Achille Bocchi and the Emblem Book as Symbolic Form is an introductory study of the Symbolicae Quaestiones, published in Bologna in 1555, in which Elizabeth See Watson argues that the context of the Symbolicae Quaestiones reflects the intellectual and cultural currents of the university and the literary academies rather than the hidden heresies of the sixteenth century. In order to make Bocchi’s work more accessible to readers, the first part of the book provides a biographical context. The second part explores poetic theory and the symbol in the development of Bocchi’s symbols, then examines the rhetorical strategy of paradox and the symbolism of mythology in the way they shape the content of the work.

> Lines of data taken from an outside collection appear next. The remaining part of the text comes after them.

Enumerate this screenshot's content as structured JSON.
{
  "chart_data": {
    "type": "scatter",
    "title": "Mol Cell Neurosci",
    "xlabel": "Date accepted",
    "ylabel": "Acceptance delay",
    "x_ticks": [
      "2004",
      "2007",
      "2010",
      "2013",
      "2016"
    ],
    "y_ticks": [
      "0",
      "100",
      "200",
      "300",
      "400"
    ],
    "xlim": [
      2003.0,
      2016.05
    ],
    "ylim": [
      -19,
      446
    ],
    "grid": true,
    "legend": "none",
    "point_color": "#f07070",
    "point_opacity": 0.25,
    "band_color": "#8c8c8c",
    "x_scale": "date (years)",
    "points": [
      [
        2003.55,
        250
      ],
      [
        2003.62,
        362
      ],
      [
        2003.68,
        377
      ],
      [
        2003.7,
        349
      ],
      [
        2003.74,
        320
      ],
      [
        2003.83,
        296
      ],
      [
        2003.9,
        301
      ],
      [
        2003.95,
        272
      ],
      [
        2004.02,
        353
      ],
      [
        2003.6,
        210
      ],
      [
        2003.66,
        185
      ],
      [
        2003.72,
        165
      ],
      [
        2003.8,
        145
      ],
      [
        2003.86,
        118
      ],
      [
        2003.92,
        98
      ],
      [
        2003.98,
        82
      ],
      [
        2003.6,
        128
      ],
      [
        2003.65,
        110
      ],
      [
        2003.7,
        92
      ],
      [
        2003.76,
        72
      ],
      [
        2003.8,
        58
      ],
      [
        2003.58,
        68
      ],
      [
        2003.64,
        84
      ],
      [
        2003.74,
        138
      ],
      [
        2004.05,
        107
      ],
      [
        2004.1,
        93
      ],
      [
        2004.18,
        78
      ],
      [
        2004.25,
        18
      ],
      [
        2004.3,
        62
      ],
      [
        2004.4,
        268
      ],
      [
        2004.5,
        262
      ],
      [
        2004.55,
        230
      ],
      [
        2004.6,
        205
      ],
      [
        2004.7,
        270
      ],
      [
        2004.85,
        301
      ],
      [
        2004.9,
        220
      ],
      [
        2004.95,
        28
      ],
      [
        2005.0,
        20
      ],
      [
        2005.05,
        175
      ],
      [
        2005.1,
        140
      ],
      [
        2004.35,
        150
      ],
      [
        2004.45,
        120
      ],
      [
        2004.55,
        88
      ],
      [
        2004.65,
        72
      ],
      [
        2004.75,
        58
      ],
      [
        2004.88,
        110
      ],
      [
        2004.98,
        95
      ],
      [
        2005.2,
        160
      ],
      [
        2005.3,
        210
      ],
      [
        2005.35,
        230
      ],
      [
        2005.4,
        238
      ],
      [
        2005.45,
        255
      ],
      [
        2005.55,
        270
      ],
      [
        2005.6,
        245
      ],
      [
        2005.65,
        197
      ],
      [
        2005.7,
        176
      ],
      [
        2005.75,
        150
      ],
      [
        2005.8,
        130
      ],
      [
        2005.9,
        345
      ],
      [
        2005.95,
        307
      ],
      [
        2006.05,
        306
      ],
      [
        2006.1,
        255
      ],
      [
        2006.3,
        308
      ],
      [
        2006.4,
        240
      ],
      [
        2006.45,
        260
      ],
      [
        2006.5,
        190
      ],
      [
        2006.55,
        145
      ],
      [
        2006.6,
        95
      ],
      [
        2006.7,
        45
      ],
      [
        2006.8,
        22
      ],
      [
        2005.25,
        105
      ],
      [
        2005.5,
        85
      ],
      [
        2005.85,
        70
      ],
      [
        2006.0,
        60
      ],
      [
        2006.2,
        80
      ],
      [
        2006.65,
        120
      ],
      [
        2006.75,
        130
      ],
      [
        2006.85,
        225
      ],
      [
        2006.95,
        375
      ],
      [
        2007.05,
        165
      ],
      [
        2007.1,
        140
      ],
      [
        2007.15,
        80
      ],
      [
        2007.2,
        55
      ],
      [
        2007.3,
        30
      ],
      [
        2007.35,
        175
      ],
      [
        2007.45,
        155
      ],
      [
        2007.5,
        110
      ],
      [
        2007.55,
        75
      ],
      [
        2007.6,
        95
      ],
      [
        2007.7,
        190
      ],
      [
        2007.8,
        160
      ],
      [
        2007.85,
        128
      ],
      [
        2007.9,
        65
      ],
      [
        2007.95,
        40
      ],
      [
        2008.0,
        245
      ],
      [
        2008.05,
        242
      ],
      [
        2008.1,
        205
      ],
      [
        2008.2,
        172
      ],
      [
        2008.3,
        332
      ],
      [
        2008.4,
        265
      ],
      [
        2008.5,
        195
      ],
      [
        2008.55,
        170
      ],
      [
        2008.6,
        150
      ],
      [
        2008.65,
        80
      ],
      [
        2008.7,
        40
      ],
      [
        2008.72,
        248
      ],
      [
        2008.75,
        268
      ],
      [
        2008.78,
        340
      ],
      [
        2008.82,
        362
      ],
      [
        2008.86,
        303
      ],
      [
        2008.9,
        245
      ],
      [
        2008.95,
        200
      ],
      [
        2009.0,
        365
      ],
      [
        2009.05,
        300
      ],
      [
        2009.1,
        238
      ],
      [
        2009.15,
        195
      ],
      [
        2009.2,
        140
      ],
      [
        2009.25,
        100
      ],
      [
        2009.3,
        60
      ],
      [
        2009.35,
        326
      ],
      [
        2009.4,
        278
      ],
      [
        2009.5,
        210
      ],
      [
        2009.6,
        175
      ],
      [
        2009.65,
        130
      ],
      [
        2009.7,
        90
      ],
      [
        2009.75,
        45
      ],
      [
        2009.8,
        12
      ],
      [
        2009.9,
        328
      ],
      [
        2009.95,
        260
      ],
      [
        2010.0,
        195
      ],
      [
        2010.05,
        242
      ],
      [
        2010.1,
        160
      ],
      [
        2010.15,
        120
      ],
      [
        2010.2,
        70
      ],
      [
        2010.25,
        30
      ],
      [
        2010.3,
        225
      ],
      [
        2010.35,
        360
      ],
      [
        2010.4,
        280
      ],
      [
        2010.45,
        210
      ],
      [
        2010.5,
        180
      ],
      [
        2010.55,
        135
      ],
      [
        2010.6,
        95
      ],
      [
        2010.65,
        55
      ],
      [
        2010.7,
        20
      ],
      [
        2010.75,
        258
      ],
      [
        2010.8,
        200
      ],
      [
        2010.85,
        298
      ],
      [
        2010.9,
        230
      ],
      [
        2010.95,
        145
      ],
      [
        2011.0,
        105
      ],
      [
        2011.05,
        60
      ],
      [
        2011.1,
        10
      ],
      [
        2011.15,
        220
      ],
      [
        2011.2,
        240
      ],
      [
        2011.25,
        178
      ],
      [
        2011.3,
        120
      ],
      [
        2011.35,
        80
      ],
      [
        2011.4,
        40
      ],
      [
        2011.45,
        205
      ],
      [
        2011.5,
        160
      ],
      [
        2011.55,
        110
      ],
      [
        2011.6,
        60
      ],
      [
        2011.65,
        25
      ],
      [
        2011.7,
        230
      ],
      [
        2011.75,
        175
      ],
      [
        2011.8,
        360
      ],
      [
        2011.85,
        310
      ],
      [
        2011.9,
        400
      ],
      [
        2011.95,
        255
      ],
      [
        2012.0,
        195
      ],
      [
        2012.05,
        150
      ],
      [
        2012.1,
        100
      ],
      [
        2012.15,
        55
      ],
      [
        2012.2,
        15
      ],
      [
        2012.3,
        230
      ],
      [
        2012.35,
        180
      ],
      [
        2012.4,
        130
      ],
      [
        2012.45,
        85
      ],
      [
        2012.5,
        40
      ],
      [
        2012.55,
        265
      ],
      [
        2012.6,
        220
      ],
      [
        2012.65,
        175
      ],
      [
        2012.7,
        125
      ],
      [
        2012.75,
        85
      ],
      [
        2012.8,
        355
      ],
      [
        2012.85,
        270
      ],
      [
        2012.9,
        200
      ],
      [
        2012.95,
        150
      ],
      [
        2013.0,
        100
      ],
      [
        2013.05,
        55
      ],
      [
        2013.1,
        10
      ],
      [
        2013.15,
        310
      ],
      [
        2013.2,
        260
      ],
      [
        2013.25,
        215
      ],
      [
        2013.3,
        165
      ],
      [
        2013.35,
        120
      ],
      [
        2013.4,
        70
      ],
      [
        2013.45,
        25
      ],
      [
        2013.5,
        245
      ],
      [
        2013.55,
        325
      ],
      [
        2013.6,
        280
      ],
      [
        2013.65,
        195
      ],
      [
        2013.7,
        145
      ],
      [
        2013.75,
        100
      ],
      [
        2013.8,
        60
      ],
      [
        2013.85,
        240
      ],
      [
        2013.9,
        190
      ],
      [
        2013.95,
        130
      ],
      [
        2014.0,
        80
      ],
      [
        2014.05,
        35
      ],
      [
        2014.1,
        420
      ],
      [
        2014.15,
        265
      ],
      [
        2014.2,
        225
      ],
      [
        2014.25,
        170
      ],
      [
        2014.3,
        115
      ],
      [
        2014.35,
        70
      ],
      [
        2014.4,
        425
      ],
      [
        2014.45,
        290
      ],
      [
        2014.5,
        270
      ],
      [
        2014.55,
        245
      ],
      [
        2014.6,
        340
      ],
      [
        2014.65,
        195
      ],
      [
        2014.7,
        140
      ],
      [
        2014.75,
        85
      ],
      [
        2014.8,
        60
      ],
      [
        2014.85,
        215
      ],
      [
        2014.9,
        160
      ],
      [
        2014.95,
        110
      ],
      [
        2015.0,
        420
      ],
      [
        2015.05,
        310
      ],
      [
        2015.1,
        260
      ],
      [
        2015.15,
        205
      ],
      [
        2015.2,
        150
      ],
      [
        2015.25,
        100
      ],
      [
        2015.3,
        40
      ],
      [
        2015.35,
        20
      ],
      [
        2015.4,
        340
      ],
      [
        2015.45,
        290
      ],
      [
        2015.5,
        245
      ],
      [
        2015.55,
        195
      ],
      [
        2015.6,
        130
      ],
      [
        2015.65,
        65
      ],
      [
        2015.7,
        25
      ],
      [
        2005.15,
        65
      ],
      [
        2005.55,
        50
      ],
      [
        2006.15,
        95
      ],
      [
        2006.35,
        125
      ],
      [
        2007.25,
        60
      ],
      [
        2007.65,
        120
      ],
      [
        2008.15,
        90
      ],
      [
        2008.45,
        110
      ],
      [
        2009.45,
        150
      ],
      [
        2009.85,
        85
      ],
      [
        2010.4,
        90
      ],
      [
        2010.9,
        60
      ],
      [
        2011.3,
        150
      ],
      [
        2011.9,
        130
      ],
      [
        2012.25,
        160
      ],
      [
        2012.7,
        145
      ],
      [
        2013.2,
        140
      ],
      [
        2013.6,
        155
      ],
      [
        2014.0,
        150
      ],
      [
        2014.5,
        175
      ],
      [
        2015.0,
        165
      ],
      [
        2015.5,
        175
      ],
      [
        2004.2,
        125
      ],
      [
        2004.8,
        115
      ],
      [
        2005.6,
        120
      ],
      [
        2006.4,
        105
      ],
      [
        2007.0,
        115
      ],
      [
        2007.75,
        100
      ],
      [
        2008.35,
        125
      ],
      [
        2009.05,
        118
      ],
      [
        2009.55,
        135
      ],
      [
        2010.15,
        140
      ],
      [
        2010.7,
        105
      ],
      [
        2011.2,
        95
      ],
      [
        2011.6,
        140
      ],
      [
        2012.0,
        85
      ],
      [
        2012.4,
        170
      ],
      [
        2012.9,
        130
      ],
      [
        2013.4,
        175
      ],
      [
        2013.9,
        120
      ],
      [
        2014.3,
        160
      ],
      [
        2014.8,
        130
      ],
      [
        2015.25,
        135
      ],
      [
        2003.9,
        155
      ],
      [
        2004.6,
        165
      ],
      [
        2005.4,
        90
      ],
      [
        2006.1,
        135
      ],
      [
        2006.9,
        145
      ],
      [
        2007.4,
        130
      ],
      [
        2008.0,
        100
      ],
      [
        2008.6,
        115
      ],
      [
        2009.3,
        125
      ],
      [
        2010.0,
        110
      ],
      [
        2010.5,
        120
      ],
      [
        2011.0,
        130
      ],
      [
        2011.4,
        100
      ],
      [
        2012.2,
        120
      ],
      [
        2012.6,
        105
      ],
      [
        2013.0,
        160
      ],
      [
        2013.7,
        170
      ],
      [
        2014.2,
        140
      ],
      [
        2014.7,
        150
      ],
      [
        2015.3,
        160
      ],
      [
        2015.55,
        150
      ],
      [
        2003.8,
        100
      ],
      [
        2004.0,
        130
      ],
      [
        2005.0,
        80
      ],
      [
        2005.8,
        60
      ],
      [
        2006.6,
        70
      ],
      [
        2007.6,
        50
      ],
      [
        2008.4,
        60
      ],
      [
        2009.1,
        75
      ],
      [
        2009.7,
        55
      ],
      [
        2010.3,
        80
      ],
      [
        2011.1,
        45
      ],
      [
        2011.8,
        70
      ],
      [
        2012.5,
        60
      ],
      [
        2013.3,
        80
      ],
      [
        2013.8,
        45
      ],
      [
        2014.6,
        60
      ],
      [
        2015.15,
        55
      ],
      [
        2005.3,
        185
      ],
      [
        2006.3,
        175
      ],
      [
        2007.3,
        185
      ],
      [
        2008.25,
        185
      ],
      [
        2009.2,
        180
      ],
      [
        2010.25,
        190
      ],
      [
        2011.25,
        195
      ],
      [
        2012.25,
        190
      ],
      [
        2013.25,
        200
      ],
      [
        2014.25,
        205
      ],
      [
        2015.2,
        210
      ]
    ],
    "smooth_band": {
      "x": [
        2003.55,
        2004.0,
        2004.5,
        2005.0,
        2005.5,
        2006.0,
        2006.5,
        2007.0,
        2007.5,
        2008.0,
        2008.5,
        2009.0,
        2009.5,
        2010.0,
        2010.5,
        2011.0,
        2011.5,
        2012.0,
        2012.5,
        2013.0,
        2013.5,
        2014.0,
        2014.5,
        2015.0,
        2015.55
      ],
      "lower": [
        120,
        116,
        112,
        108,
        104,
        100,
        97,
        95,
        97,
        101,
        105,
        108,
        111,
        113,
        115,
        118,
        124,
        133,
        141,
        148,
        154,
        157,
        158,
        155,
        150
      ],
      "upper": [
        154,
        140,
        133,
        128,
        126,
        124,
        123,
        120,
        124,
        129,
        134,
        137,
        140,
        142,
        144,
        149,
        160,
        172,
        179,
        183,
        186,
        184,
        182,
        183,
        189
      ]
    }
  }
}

Bocchi fashioned his symbols, each one an emblematic unit of poem, engraving, and motto, from a mix of classical and post-classical myth, symbol, and fable and from allusions to his contemporaries. The iconography of these emblematic units and of the closely related facade design for Bocchi’s palazzo, serves as a programmatic statement for Bocchi’s interrelated projects.

Contents

List of illustrations; Preface; Part I: 1. The early years; 2. The quiet years: Bocchi's religion and philosophy; 3. The scholar's utopia: Bocchi's projected vision; Part II: 4. Poetics and the emblem; 5. Bocchi and the symbol; 6. Emblematic paradox and serious play; 7. Bocchi's mythographic integration of eloquence and wisdom; Appendix; Bibliography; Index; Illustrations.